The plaintiff could not locate the original Will despite extensive searches of her personal property and vehicles. However, Jane retained a certified copy of the Will. After sighting the original, a Commissioner for Oaths certified it as a true copy. That certified copy was submitted to the Supreme Court Registry on 9 August 2024 as part of the original probate application.
Rebutting the Presumption of Revocation
In the circumstances after the testator’s death, a legal presumption arises that the Willmaker destroyed the Will to revoke it. This presumption of revocation is rebuttable. The onus falls on the applicant to prove that the deceased did not intentionally destroy the Will and that the original has been lost or misplaced.

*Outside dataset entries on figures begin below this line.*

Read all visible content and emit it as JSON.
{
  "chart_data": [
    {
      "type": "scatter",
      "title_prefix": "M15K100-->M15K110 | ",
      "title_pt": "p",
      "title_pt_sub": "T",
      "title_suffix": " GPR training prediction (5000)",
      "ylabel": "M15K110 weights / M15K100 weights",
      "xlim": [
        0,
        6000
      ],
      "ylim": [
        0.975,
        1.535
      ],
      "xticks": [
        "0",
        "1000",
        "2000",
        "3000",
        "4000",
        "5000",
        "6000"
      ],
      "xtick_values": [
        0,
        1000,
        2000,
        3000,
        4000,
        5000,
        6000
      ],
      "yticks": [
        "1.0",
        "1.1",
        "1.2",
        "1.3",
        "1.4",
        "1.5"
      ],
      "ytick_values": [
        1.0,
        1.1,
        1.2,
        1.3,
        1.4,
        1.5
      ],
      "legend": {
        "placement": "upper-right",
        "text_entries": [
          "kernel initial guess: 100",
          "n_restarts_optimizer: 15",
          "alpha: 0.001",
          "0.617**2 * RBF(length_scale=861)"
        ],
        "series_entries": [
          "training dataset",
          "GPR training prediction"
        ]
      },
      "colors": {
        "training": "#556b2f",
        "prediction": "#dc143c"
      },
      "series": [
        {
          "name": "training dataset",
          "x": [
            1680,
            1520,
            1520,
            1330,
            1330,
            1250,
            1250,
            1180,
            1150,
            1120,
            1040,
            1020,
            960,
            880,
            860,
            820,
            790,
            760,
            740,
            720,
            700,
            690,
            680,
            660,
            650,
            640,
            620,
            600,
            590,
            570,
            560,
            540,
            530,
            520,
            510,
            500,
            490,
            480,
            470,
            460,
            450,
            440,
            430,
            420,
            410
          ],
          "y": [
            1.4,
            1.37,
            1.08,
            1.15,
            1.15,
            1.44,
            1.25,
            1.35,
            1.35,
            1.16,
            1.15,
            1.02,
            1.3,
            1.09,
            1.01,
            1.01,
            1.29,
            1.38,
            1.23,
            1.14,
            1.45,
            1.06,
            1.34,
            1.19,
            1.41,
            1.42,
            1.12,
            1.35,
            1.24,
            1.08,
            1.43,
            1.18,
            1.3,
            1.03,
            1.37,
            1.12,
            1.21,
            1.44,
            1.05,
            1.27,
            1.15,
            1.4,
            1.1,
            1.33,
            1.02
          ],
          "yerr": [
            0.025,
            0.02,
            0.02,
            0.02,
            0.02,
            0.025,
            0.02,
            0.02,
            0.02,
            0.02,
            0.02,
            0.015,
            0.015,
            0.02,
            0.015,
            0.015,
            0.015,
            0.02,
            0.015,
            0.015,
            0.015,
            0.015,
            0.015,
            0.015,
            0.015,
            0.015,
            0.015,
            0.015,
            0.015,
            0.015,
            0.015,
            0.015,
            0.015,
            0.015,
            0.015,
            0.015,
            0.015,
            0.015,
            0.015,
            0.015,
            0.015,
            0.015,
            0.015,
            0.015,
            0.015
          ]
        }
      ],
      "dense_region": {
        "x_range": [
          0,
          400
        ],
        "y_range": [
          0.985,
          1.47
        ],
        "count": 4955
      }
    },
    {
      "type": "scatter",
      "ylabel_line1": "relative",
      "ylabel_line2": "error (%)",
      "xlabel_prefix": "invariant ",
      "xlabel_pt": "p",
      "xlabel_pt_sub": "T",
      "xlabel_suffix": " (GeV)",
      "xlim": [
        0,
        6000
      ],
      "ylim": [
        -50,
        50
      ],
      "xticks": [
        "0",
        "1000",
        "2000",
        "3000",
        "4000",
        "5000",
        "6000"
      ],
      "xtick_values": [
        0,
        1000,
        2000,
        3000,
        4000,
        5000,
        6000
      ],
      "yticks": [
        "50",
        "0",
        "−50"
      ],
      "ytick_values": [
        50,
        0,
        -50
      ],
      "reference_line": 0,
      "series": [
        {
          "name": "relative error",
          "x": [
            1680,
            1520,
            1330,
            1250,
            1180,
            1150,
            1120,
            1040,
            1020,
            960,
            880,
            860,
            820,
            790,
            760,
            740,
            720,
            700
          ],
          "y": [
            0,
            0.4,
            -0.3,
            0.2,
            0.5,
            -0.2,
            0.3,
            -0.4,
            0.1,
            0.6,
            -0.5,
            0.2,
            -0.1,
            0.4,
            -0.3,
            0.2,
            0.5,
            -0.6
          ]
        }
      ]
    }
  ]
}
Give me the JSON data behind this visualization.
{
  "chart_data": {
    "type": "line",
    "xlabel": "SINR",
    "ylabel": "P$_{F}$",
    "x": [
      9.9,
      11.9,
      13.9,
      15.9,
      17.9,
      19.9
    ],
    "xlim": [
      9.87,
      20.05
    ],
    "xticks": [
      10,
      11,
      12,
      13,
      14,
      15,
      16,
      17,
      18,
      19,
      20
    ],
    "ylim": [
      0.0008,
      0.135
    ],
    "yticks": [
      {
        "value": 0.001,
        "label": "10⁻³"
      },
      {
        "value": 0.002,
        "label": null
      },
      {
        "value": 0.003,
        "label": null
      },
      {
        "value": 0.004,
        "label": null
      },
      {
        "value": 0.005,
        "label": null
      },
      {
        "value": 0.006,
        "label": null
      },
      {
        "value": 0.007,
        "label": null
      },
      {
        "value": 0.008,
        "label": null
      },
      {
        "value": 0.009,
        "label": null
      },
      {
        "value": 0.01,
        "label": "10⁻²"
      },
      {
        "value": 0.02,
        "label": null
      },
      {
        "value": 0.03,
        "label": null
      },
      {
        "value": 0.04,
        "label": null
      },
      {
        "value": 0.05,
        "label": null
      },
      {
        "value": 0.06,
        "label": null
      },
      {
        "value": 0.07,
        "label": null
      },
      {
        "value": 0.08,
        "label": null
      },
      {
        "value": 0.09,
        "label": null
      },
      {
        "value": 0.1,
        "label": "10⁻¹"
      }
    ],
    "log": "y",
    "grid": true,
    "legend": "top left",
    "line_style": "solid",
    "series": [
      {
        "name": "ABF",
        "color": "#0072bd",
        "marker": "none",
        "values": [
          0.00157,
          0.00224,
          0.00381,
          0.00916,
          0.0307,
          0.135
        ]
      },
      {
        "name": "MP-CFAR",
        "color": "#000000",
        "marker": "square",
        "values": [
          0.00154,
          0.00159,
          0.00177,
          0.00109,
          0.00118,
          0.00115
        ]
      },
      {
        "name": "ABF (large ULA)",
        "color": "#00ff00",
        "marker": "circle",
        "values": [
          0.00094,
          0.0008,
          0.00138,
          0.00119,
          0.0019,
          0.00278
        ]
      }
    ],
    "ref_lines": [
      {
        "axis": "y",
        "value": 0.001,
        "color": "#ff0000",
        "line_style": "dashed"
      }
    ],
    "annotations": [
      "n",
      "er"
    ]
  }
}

Relevant authorities include:
Cahill v Rhodes [2002] NSWSC 561
Curley v Duff (1985) 2 NSWLR 716
Estate of Manning [2015] NTSC 21
Proud v Proud [2012] WASC 134
Estate of Ponikvar [2016] SASC 95
Evidence Act 1939 (NT)
In civil cases, the court applies the balance of probabilities standard — meaning a fact is accepted as true if it is more likely than not.
Under s 140 of the Evidence Act of 1939 (Northern Territory), a case is proven if the court is satisfied on this standard.
When deciding whether this threshold is met, the court may weigh:
- The nature of the claim or defence.
- The nature of the subject matter.
- The seriousness of the allegations.
Court Findings and Orders
The Court was satisfied based on the evidence. The original Will had been lost during Jane’s relocation. It was not destroyed by the deceased to revoke it. The applicant has rebutted the presumption of revocation, arguing that the original document has been lost or misplaced.
The Court ordered:
- The admission of the certified copy of the Will dated 10 August 2022 to probate;
- A grant of Probate of the estate of Patricia Elsie Norton to Jane Bernadette Miller as sole executor;
- Payment of the costs of the application out of the estate.
Key Takeaway:
When an executor cannot locate the original Will, the Northern Territory Supreme Court can admit a copy of a Will to probate.
The applicant must rebut the presumption of revocation.
The Court emphasises preserving the original Will in the Estate of Norton [2025] NTSC 51 and understanding the evidentiary burden when relying on a certified copy.